When trade policy works, the world wins. But how does trade policy happen?
In a new, four-part audio series, the U.S. Grains Council (USGC) tackles this question as well as explaining why trade policy matters to U.S. agriculture, how trade negotiations work and why developing and expanding markets for U.S. coarse grains and co-products would not be possible without strong trade policy.
“We always say that U.S. farmers are some of the most international of all the business people in the United States because of the global impact of what they do and what happens around the world that impacts them,” said Tom Sleight, USGC president and chief executive officer, in one of the audio updates.

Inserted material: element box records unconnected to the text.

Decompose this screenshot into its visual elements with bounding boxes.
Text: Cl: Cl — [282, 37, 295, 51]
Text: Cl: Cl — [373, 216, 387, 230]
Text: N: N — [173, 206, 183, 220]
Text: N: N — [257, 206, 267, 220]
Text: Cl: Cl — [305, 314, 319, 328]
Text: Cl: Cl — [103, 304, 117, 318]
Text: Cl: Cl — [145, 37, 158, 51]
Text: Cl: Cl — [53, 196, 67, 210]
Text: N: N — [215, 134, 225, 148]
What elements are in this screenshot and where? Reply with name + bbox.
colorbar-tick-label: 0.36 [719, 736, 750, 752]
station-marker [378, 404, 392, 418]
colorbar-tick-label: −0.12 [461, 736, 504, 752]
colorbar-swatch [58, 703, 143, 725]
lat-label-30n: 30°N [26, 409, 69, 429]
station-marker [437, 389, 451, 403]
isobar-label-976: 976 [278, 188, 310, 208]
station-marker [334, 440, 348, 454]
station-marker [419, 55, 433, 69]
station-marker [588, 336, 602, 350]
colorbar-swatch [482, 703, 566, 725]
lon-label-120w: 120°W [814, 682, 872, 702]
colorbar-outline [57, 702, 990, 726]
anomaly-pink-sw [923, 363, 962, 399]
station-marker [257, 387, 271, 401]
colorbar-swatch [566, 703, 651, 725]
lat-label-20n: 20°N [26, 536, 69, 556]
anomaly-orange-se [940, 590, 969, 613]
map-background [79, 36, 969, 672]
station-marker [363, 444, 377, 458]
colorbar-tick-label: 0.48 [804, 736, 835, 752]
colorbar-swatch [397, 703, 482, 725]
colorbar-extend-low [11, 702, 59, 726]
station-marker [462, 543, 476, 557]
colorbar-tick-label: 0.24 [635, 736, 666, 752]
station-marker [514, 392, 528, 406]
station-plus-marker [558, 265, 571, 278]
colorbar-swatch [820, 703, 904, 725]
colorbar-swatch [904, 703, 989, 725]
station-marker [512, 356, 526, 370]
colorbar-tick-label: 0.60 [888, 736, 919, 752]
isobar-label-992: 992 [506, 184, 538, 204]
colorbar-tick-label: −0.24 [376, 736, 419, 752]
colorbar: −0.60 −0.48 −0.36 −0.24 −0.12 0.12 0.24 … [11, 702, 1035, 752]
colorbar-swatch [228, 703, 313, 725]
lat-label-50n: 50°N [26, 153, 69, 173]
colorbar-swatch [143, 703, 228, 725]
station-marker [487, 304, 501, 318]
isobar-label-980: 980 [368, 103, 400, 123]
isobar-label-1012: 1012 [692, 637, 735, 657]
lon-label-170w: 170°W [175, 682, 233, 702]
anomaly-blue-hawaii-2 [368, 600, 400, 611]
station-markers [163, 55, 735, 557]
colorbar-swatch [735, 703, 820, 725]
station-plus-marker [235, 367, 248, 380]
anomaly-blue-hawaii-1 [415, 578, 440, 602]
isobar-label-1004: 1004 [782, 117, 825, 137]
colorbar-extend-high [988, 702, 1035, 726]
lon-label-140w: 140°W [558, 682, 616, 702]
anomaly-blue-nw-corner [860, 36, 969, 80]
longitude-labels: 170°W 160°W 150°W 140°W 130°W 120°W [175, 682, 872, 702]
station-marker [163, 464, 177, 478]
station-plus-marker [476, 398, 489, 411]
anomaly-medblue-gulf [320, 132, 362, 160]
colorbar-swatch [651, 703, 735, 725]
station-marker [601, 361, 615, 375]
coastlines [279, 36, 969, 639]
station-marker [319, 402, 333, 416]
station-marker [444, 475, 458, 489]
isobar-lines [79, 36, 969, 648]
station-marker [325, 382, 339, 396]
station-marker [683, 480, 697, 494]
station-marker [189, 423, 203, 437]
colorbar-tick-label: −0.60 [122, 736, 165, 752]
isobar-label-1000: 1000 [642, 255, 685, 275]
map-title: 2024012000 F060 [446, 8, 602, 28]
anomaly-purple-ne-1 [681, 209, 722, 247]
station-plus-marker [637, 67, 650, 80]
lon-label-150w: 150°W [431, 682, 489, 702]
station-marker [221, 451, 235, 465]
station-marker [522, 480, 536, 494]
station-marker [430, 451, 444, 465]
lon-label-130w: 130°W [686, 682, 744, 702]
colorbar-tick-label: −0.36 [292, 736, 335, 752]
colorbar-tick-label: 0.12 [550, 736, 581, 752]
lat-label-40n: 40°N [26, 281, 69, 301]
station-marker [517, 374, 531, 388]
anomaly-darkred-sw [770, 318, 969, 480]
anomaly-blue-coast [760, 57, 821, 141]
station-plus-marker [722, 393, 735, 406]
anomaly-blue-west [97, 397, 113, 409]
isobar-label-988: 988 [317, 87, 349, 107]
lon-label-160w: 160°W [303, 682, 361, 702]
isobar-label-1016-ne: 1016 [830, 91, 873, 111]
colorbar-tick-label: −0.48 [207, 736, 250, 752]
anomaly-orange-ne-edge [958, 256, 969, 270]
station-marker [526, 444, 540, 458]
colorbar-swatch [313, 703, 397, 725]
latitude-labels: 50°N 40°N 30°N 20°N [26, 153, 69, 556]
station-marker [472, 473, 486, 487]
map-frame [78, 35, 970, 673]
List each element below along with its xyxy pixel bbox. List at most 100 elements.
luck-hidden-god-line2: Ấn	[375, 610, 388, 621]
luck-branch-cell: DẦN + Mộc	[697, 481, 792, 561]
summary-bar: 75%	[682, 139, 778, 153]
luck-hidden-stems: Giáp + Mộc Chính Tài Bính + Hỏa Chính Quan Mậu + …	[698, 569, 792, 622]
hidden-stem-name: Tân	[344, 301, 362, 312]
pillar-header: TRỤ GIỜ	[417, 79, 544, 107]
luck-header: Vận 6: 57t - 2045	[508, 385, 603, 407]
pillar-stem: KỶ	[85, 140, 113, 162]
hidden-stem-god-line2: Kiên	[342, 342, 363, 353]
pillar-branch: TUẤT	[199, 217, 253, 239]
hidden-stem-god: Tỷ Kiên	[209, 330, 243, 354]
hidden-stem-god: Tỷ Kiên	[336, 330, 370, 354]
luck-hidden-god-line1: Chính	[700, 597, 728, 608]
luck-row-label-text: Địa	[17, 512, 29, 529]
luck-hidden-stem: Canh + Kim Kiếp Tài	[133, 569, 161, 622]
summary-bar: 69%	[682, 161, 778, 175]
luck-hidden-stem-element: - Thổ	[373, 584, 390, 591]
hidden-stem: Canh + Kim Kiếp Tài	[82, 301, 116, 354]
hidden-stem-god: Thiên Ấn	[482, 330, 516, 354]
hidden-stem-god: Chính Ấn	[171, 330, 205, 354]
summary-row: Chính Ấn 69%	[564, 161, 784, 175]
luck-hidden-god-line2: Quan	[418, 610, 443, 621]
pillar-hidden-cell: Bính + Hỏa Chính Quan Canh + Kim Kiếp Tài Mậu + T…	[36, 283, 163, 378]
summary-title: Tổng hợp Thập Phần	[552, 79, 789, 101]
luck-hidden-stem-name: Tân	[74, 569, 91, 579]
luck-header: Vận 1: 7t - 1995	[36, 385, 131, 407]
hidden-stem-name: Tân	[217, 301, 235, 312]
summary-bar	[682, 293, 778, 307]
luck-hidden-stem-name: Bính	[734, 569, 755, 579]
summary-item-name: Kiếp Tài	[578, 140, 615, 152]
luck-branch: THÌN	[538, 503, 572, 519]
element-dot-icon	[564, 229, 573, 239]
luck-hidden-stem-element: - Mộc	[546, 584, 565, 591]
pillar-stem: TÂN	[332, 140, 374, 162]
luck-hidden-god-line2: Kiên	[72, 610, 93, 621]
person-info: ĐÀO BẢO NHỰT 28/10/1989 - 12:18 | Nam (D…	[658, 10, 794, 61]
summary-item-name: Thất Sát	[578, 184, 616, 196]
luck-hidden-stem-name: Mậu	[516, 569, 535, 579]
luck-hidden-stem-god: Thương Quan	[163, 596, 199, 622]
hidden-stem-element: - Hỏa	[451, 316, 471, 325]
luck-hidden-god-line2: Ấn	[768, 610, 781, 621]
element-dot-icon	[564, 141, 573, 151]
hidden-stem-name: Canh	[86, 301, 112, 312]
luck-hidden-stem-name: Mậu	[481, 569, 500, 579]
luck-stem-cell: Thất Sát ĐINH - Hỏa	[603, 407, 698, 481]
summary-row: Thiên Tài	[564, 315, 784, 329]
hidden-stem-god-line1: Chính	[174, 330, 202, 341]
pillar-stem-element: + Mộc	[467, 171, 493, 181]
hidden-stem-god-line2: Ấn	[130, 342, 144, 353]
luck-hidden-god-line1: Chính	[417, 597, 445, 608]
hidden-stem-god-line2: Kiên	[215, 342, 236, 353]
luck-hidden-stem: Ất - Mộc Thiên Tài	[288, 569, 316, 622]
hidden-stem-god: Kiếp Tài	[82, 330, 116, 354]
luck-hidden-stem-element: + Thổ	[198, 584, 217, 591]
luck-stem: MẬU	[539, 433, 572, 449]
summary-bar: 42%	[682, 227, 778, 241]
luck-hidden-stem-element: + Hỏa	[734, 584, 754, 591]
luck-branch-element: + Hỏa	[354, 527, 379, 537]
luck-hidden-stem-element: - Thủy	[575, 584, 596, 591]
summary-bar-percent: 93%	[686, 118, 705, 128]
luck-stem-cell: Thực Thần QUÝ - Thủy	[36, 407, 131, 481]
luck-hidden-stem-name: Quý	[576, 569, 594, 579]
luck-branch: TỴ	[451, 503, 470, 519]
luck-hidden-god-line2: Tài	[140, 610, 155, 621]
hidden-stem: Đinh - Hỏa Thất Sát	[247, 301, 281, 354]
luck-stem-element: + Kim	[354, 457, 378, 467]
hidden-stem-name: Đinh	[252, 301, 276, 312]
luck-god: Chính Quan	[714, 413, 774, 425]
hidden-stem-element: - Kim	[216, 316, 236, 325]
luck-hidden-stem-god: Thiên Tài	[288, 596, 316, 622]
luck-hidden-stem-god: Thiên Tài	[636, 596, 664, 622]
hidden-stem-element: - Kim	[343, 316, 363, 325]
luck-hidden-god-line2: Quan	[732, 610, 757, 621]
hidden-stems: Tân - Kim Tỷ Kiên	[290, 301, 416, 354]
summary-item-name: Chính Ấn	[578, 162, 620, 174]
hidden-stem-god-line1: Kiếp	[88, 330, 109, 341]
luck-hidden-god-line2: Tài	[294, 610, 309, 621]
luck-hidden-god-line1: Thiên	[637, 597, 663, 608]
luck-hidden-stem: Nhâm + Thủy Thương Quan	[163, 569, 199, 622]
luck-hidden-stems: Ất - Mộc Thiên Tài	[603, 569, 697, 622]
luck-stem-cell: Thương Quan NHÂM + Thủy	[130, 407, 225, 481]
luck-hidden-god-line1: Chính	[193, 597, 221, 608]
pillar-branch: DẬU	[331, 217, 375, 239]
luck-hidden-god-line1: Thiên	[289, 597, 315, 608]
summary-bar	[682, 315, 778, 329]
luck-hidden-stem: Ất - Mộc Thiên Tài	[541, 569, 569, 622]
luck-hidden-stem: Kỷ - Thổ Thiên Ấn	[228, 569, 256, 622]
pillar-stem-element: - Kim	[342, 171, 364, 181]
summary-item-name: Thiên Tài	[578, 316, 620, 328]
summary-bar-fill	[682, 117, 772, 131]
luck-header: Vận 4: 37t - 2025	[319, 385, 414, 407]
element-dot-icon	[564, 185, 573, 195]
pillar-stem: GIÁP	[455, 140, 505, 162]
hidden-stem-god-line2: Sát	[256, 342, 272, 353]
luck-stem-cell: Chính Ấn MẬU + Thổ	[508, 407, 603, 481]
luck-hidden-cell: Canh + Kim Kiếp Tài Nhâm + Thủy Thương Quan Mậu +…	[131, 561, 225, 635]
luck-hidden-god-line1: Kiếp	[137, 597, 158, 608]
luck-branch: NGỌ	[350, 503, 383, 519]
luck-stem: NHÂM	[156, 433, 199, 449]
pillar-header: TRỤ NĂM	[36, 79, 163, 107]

“All of these things come together and have an impact on trade and prices, and farmers need to factor in all of these issues.”
As U.S. farmers continue to increase their own productivity, exports are ever-increasing in importance to the farm economy.
Farmers need to find more demand for their bountiful harvests - and trade can help make that happen.
“That is going to be the determining factor of if U.S. agriculture is going to remain competitive and financially viable in the future,” said Floyd Gaibler, USGC director of trade and biotechnology, in another part of the audio series.
“It really does come down to the fact that if we cannot continue to expand our ability to export, the continued growth and productivity of this sector will decline, which means less economic opportunity for the sector as a whole.”
In order to develop the markets that grow into long-term customers of U.S. agriculture, the market must first be accessible - and that requires trade policy work.
“In terms of tariff or non-tariff trade barriers being broken down and removed, you have to have that market access to allow your products to compete in a marketplace,” Sleight said.
“And so trade policy creates that market access that then allows you to go in and develop a market for the product.”
These trade policy discussions can involve single issues or larger trade agreements, like the North American Free Trade Agreement (NAFTA) negotiating round happening this week.
Gaibler outlines in the audio series how these trade agreement negotiations happen - a long and laborious process, but one crucial to maintaining existing market access and creating new opportunities for U.S. agriculture and their international customers.
“There are goals to try and have these issues resolved as soon as possible, but in most cases, these are years-long processes,” Gaibler said.
“It is always a difficult process to get through because everybody has the same vested interest in trying to benefit their citizens and commerce in their respective countries.”
“Good policy takes time and you have to work hard to achieve it.”